Nissan's automated conveyor system Christopher Furlong/Getty Images

Racing the Machine

Economists have always believed that previous waves of job destruction led to an equilibrium between supply and demand in the labor market at a higher level of both employment and earnings. But if robots can actually replace, not just displace, humans, it is hard to see an equilibrium point until the human race itself becomes redundant.

LONDON – Dispelling anxiety about robots has become a major preoccupation of business apologetics. The commonsense – and far from foolish – view is that the more jobs are automated, the fewer there will be for humans to perform. The headline example is the driverless car. If cars can drive themselves, what will happen to chauffeurs, taxi drivers, and so on?
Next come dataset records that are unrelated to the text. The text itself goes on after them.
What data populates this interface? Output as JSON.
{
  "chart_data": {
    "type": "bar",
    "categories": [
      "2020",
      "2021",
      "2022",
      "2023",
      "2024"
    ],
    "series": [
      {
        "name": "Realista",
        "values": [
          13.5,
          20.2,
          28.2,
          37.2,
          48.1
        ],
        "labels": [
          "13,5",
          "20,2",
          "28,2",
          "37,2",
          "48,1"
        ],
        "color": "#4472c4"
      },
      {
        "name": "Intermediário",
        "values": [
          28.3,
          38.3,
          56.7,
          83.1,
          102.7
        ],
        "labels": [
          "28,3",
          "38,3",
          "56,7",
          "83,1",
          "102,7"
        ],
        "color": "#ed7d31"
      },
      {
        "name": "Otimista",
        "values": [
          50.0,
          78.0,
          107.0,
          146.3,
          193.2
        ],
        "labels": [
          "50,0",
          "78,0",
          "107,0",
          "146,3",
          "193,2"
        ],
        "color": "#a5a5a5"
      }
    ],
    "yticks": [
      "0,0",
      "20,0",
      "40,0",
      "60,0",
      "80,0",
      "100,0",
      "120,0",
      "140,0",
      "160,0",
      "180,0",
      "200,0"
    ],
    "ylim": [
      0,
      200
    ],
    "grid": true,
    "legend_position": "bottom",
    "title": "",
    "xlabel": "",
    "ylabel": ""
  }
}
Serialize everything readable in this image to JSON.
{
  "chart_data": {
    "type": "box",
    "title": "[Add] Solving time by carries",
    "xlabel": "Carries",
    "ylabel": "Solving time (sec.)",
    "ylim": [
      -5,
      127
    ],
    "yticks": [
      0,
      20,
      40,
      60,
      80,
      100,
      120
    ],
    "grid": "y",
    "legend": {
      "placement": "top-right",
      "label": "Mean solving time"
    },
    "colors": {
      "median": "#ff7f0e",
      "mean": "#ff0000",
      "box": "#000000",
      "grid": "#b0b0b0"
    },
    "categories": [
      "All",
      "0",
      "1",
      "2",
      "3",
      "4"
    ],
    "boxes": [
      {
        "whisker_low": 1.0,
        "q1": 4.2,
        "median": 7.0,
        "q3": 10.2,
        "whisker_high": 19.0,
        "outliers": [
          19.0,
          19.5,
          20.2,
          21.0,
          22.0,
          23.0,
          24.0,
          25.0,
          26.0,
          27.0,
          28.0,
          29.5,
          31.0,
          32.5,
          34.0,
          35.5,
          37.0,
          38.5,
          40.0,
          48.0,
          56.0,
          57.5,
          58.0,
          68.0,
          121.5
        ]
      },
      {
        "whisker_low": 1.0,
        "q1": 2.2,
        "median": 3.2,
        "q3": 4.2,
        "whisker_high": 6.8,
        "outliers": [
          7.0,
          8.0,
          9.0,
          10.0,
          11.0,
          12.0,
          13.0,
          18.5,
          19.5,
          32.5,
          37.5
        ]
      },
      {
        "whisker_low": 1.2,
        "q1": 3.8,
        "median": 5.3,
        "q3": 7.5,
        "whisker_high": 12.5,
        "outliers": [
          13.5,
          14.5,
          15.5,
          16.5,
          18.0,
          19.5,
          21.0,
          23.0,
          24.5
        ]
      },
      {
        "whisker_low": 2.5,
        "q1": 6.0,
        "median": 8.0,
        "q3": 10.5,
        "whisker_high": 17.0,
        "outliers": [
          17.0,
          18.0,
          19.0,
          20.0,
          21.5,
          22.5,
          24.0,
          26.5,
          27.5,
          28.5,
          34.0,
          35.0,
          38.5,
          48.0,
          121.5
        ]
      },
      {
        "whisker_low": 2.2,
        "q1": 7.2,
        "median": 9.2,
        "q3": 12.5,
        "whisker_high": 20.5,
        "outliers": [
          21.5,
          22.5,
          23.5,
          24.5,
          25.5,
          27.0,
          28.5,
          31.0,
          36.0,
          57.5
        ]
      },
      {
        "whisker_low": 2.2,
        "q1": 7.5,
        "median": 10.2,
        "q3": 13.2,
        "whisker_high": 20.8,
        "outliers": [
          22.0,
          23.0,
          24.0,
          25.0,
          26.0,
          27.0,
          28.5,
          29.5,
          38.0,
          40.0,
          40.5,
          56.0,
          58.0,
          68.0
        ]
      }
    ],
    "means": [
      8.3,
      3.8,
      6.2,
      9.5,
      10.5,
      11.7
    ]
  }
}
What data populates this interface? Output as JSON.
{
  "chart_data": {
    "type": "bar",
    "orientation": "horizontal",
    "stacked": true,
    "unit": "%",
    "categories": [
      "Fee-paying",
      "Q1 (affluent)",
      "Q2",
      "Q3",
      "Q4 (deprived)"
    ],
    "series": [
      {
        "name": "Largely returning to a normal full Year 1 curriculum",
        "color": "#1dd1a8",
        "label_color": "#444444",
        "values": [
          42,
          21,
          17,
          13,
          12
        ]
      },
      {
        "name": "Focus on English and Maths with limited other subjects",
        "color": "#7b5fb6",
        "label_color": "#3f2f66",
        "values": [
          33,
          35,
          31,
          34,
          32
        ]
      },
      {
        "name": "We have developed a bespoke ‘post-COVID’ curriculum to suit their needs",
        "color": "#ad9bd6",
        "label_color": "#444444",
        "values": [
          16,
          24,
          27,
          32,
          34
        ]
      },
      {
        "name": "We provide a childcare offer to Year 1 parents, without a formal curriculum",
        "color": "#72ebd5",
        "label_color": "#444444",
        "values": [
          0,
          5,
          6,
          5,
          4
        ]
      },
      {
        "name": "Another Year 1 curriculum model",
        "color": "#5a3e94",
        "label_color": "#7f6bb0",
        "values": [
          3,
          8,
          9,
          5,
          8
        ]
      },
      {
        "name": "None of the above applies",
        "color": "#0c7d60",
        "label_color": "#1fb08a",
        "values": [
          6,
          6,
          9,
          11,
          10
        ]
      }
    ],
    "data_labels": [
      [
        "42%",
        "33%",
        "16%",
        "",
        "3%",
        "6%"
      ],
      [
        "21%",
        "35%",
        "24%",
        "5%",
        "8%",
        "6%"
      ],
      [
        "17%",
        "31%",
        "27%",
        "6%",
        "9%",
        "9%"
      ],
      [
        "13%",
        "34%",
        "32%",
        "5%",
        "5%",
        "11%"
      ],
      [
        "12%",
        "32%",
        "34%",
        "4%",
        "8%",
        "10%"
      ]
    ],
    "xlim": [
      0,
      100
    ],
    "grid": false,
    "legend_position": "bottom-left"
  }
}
Economic theory tells us that our worries are groundless. Attaching machines to workers increases their output for each hour they work. They then have an enviable choice: work less for the same wage as before, or work the same number of hours for more pay. And as the cost of existing goods falls, consumers will have more money to spend on more of the same goods or different ones. Either way, there is no reason to expect a net loss of human jobs – or anything but continual improvements in living standards.

History suggests as much. For the last 200 years or so, productivity has been steadily rising, especially in the West. The people who live in the West have chosen both more leisure and higher income. Hours of work in rich countries have halved since 1870, while real per capita income has risen by a factor of five.